On our way to find some lunch, we found the famous Rock Church, absolutely mobbed by tourists; it's at a T-shaped intersection, and all three streets were completely blocked by coach busses. Naturally we decided to get lunch first. We walked much further than you might expect before finding a restaurant at all, and even further before we found one we could afford, so as Greg's blood sugar dropped more and more, we staggered into a Middle Eastern takeaway and ordered falafel. You know how every country takes another country's cuisine and makes it evil somehow? Like us taking Chinese food and making chop suey, or the Japanese putting anything that stands still on a pizza? Falafel in Helsinki has tomato sauce on it.

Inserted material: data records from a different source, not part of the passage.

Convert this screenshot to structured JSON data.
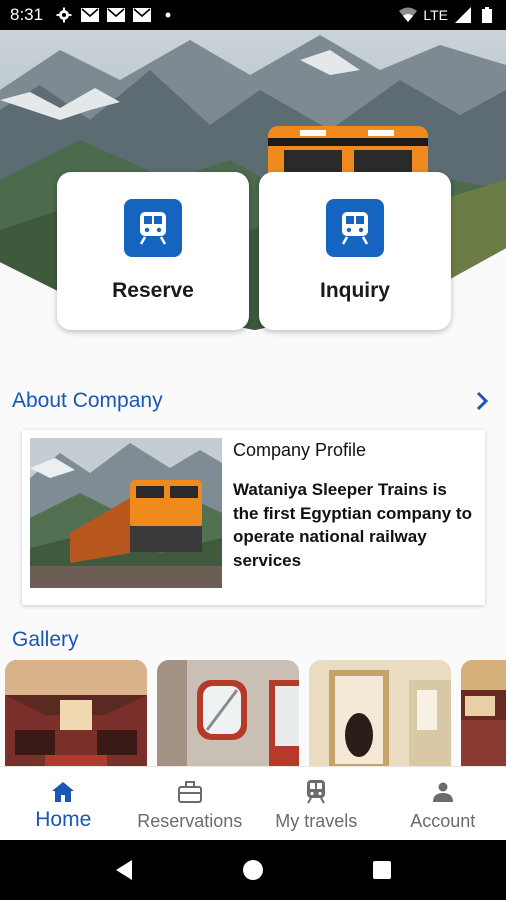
{
  "status_bar": {
    "time": "8:31",
    "network": "LTE",
    "icons": [
      "gear-icon",
      "mail-icon",
      "mail-icon",
      "mail-icon",
      "dot-icon",
      "wifi-icon",
      "signal-icon",
      "battery-icon"
    ]
  },
  "actions": {
    "reserve_label": "Reserve",
    "inquiry_label": "Inquiry",
    "icon": "train-icon",
    "icon_color": "#1565c0"
  },
  "about": {
    "title": "About Company",
    "card_title": "Company Profile",
    "card_description": "Wataniya Sleeper Trains is the first Egyptian company to operate national railway services"
  },
  "gallery": {
    "title": "Gallery",
    "items": [
      "dining-car",
      "window-cabin",
      "sleeper-cabin",
      "lounge-car"
    ]
  },
  "bottom_nav": {
    "items": [
      {
        "label": "Home",
        "icon": "home-icon",
        "active": true
      },
      {
        "label": "Reservations",
        "icon": "briefcase-icon",
        "active": false
      },
      {
        "label": "My travels",
        "icon": "train-icon",
        "active": false
      },
      {
        "label": "Account",
        "icon": "person-icon",
        "active": false
      }
    ],
    "active_color": "#1a56b6",
    "inactive_color": "#6b6b6b"
  },
  "colors": {
    "accent": "#1a56b6",
    "icon_bg": "#1565c0",
    "train_orange": "#f08a1c"
  }
}
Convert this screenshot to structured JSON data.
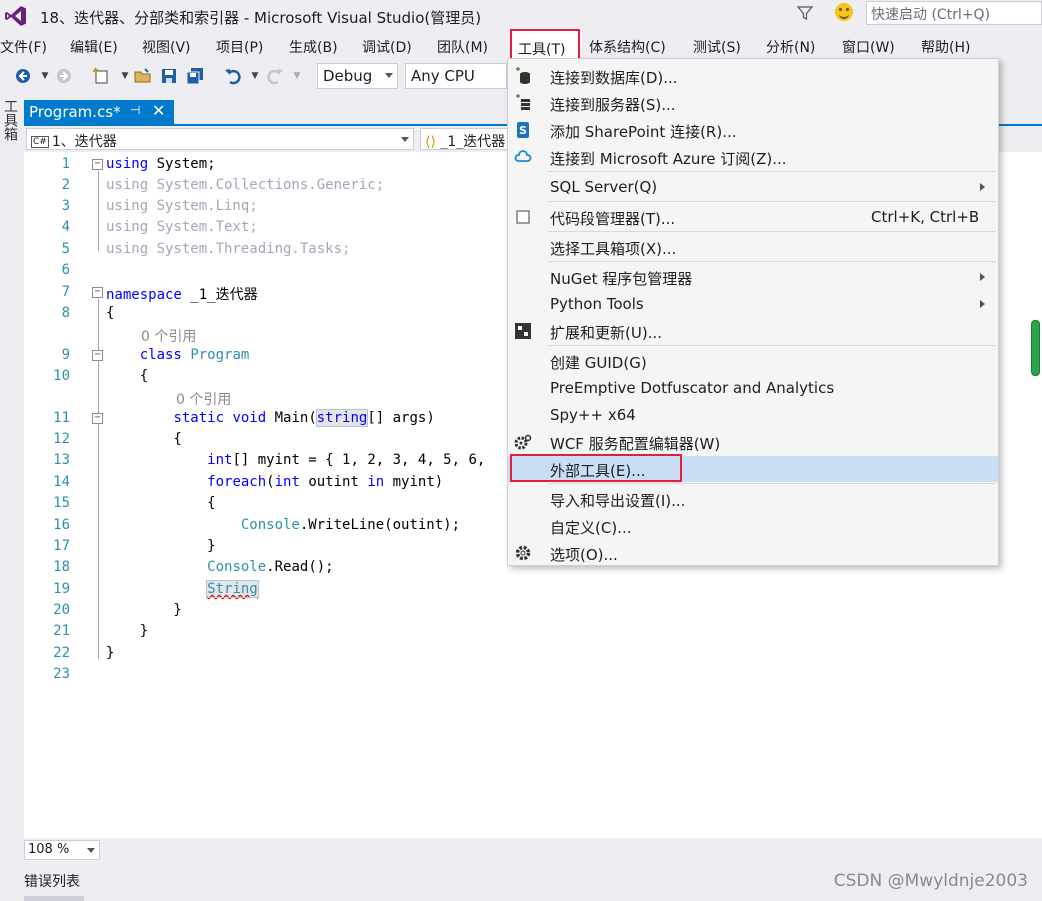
{
  "window": {
    "title": "18、迭代器、分部类和索引器 - Microsoft Visual Studio(管理员)",
    "quick_launch_placeholder": "快速启动 (Ctrl+Q)"
  },
  "menubar": [
    "文件(F)",
    "编辑(E)",
    "视图(V)",
    "项目(P)",
    "生成(B)",
    "调试(D)",
    "团队(M)",
    "工具(T)",
    "体系结构(C)",
    "测试(S)",
    "分析(N)",
    "窗口(W)",
    "帮助(H)"
  ],
  "toolbar": {
    "config": "Debug",
    "platform": "Any CPU"
  },
  "toolbox_rail": "工具箱",
  "doc_tab": {
    "name": "Program.cs*",
    "pin": "⊣",
    "close": "✕"
  },
  "navbar": {
    "project": "1、迭代器",
    "scope": "_1_迭代器"
  },
  "code": {
    "line_numbers": [
      "1",
      "2",
      "3",
      "4",
      "5",
      "6",
      "7",
      "8",
      "9",
      "10",
      "11",
      "12",
      "13",
      "14",
      "15",
      "16",
      "17",
      "18",
      "19",
      "20",
      "21",
      "22",
      "23"
    ],
    "ref_count_1": "0 个引用",
    "ref_count_2": "0 个引用"
  },
  "zoom": "108 %",
  "bottom_tab": "错误列表",
  "watermark": "CSDN @Mwyldnje2003",
  "tools_menu": {
    "items": [
      {
        "label": "连接到数据库(D)...",
        "icon": "database-connect-icon"
      },
      {
        "label": "连接到服务器(S)...",
        "icon": "server-connect-icon"
      },
      {
        "label": "添加 SharePoint 连接(R)...",
        "icon": "sharepoint-icon"
      },
      {
        "label": "连接到 Microsoft Azure 订阅(Z)...",
        "icon": "azure-cloud-icon"
      },
      {
        "label": "SQL Server(Q)",
        "icon": ""
      },
      {
        "label": "代码段管理器(T)...",
        "icon": "checkbox-icon",
        "shortcut": "Ctrl+K, Ctrl+B"
      },
      {
        "label": "选择工具箱项(X)...",
        "icon": ""
      },
      {
        "label": "NuGet 程序包管理器",
        "icon": ""
      },
      {
        "label": "Python Tools",
        "icon": ""
      },
      {
        "label": "扩展和更新(U)...",
        "icon": "extensions-icon"
      },
      {
        "label": "创建 GUID(G)",
        "icon": ""
      },
      {
        "label": "PreEmptive Dotfuscator and Analytics",
        "icon": ""
      },
      {
        "label": "Spy++ x64",
        "icon": ""
      },
      {
        "label": "WCF 服务配置编辑器(W)",
        "icon": "wcf-gear-icon"
      },
      {
        "label": "外部工具(E)...",
        "icon": ""
      },
      {
        "label": "导入和导出设置(I)...",
        "icon": ""
      },
      {
        "label": "自定义(C)...",
        "icon": ""
      },
      {
        "label": "选项(O)...",
        "icon": "gear-icon"
      }
    ]
  },
  "colors": {
    "accent": "#007acc",
    "highlight_box": "#e0203a",
    "hover": "#c9def5"
  }
}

Back at the Rock Church, we figured out that the reason for the glut of busses was the church is only open to tourists for a few 15-minute blocks scattered throughout the day; we'd missed one by eating, and the next wasn't for hours--late enough that we'd miss the last shuttle back to the ship. Ann and Tim reported that it was "really cool," corroborated by the internet.

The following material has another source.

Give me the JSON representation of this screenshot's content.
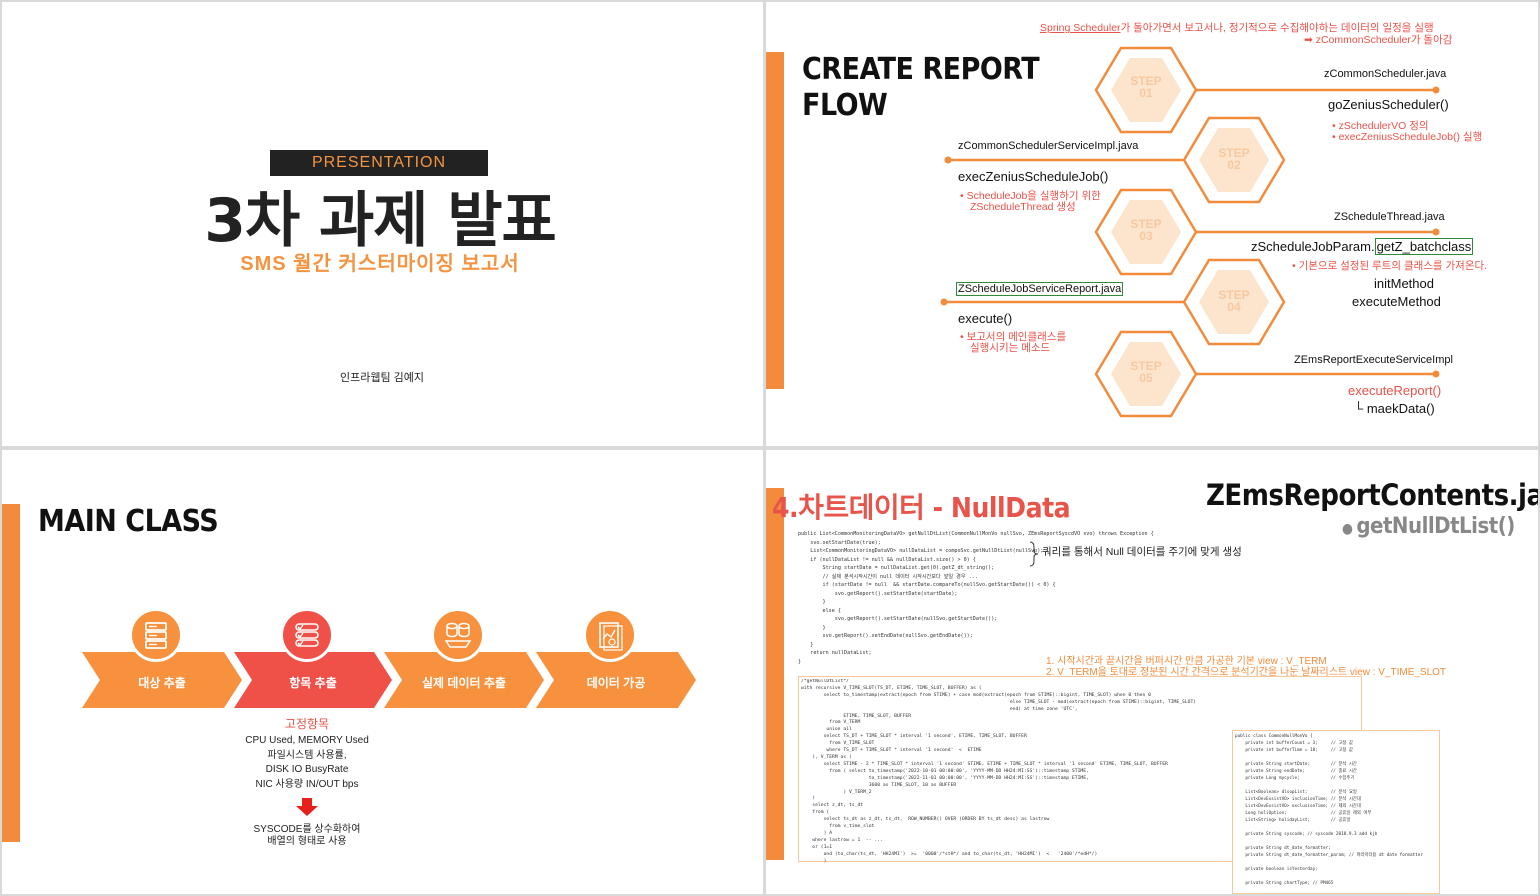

If the church is closed on Sunday, it must be time to go to the mall. We wandered through a large one in town, stopping at a jewelry store and an educational game shop, buying nothing. Instead, we walked to another church, the Uspenski Cathedral. Keeping the church-touring theme of the day, we arrived fifteen minutes after it closed for the day. We did get some neat photos of a rainbow over the onion domes, though. And since the church was closed...we went to a little market on the harbor, where we bought a considerably cheaper version of a neat juniper cutting board we'd seen in one of the boutiques in town.

Greg suggested we return to the Lutheran cathedral to see if it was open for tourists, and indeed it was. A female American organist from a church in France was rehearsing German music for a concert later that day, so we quietly videotaped as she ran through some Bach with a tenor. From there, we were lucky to squeeze on the third-to-last shuttle back to the ship--the penultimate and ultimate shuttles must have had people riding on the outside--then quickly walked about half a mile back toward town to photograph a really interesting (to me) stash of old street signs in some kind of storage pen near the dock.